Longtime Hamilton County Council member Rick McKinney will serve another term on the fiscal governing body, but he’ll have to do it alongside the candidate he accused of stealing his campaign signs.
McKinney received 25 percent of the vote for the three at-large council seats, with fellow long-serving council member Brad Beaver taking 21 percent of the votes and Fall Creek Township Trustee Jeff Hern receiving 23 percent.
Retiring Fishers Police Chief George Kehl and Bill Dennis lost with 20 percent and 11 percent, respectively.
During the final two weeks of the campaign, McKinney contacted the Hamilton County Sheriff’s Office to report three missing campaign banners located at 116th Street and Olio Road, 116th Street and Cumberland Road and 135th Street and State Road 37.
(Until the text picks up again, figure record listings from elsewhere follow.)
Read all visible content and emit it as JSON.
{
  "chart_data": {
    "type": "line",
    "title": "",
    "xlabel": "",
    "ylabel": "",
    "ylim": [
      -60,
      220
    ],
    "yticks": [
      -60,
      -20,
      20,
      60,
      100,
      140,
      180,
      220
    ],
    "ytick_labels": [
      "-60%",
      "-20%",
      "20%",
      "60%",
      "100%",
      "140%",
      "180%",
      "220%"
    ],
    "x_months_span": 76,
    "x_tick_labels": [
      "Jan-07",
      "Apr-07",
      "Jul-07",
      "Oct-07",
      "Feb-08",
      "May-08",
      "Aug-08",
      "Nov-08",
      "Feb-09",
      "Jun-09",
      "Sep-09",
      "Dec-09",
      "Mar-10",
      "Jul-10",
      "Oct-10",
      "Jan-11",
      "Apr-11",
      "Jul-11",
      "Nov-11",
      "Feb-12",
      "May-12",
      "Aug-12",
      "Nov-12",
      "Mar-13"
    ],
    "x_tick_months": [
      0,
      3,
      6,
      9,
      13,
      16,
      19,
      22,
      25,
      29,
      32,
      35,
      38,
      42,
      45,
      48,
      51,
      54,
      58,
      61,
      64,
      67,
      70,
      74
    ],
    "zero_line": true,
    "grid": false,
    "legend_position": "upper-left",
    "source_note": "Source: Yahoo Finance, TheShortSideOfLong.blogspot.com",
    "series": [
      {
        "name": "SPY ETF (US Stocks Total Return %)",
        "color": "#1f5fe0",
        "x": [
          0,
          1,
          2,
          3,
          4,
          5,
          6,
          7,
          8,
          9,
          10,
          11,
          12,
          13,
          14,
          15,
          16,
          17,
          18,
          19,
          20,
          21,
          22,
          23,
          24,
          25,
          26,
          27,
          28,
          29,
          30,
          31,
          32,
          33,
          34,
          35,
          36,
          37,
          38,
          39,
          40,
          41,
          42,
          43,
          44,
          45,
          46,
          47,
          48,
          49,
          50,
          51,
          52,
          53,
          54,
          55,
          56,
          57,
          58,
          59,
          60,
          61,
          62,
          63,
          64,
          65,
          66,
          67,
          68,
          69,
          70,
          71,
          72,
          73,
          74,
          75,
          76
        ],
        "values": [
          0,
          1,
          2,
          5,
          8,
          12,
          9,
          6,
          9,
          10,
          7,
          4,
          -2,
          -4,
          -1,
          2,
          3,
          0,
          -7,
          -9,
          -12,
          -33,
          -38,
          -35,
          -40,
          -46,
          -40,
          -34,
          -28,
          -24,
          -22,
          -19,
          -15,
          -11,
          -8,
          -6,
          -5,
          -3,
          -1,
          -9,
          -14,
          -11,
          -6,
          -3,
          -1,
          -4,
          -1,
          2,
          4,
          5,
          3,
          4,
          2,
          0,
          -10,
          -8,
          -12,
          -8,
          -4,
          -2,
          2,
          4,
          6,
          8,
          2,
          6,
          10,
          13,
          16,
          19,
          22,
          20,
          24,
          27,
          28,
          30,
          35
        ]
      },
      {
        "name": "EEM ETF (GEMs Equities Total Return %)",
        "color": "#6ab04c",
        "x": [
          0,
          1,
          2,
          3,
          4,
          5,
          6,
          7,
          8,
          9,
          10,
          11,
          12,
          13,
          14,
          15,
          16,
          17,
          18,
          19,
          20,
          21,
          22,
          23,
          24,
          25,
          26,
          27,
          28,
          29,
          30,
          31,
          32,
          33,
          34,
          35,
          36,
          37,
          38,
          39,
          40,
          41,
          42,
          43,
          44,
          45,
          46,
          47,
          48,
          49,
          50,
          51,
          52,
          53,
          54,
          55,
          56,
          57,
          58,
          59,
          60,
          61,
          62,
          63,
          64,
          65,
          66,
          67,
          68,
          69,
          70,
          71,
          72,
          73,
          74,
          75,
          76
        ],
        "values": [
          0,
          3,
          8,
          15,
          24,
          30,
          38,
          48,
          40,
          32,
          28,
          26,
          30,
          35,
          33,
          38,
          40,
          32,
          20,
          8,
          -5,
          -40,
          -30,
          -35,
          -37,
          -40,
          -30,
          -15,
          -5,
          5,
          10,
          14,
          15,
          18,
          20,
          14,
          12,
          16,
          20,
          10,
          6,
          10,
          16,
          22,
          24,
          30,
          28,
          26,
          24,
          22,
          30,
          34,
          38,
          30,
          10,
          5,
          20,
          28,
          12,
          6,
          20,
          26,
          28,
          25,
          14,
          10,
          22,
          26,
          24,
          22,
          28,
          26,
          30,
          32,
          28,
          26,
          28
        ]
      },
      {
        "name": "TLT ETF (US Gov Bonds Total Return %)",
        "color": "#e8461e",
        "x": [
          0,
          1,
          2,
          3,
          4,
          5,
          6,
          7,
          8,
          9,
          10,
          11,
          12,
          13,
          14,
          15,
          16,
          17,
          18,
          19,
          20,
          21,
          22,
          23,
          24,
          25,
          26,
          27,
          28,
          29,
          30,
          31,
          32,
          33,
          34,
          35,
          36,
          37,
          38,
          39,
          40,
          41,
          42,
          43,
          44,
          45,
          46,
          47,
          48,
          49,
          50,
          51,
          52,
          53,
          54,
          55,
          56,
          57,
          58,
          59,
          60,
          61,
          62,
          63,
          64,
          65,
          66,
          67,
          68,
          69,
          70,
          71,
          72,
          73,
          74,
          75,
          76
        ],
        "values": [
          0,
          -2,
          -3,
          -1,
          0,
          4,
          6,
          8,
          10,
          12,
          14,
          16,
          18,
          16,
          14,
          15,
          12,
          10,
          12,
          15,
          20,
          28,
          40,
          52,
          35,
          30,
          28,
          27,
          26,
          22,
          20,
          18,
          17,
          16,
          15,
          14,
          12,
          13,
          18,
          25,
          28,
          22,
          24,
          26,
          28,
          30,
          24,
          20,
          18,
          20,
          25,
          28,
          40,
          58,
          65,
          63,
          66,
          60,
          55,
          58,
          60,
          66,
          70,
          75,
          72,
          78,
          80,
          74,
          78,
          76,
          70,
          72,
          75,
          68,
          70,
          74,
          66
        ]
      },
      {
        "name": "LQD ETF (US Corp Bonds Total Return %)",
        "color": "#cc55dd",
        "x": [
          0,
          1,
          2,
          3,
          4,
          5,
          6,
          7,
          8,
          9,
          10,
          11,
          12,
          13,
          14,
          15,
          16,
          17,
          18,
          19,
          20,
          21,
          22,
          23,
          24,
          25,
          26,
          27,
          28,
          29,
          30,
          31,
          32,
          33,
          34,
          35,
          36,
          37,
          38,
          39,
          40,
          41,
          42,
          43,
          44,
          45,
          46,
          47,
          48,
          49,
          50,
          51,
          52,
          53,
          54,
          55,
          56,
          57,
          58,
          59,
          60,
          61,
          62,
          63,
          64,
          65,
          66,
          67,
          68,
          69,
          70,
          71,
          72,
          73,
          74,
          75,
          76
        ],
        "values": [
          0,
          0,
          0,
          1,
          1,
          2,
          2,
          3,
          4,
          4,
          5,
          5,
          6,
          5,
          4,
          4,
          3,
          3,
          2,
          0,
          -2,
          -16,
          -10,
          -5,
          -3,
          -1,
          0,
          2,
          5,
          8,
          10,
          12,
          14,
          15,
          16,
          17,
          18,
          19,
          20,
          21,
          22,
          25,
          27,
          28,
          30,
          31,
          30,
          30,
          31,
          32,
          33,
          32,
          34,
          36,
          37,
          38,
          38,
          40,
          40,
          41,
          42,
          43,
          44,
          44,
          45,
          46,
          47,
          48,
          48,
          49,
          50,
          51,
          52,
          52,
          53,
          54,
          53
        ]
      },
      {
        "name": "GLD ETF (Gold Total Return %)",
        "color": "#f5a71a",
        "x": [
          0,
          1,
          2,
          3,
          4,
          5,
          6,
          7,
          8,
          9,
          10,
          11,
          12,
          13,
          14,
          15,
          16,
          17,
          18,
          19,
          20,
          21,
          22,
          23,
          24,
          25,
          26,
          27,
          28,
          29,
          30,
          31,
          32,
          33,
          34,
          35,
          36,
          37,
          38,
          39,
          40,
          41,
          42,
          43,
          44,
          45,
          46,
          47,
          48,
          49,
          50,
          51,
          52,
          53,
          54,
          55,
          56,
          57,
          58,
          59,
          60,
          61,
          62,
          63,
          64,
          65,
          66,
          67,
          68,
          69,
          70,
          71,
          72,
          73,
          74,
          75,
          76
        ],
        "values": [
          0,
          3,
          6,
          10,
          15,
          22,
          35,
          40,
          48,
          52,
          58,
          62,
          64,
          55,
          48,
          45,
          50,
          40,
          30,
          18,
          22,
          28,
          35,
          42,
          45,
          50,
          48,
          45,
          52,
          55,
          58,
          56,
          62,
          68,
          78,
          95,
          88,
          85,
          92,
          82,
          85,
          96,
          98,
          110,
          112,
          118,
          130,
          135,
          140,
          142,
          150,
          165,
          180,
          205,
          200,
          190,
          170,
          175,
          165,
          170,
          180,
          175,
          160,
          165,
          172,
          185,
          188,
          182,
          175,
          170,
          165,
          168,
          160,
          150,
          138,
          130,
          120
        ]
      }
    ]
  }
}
Hern’s cell phone was found near the 116th Street and Cumberland Road location, and Hern confirmed to investigators that his cell phone was missing.
The Sheriff’s department listed Hern as a suspect in the case, but no formal charges were filed and the case was sent to the Hamilton County prosecutor’s office. Last week—after McKinney publicly criticized the office for not taking action—the prosecutor’s office announced it would request a special prosecutor to investigate the case.
“Citizens need to know whether or not they are electing a possible thief to a higher office than the one he currently holds,” McKinney said in a statement at the time.
Hern has not made comments publicly about the case. No charges have been filed.
Beaver and McKinney found themselves with primary opponents after taking heat for their votes against providing $3 million in funding for a countywide public safety training facility in Noblesville.
Both council members argued that the county isn’t responsible for fire protection, which would have been a primary component of the training center, so it shouldn’t spend significant dollars on a facility tied to that.
Westfield, Fishers, Noblesville and Carmel had agreed to each provide $40,000 annually for operating costs, but Beaver and McKinney suggested the cities pay a higher portion of the costs.
Kehl and Hern both publicly urged the council to support the training facility when the decision was made in August.
One of three at-large council seats became open after Jim Belden died Feb. 14 at the age of 77. Belden had served on the council since 1992.
In the Hamilton County Commissioner District 3 race, incumbent Mark Heirbrandt defeated challenger Bill Smythe with 57 percent of the votes.
Heirbrandt has been a strong supporter of the $124 million dollar project that would transform the corridor from 126th to 146th streets into a free-flowing parkway in the coming years. Smythe formed and previously led the group of business owners concerned about the proposed construction.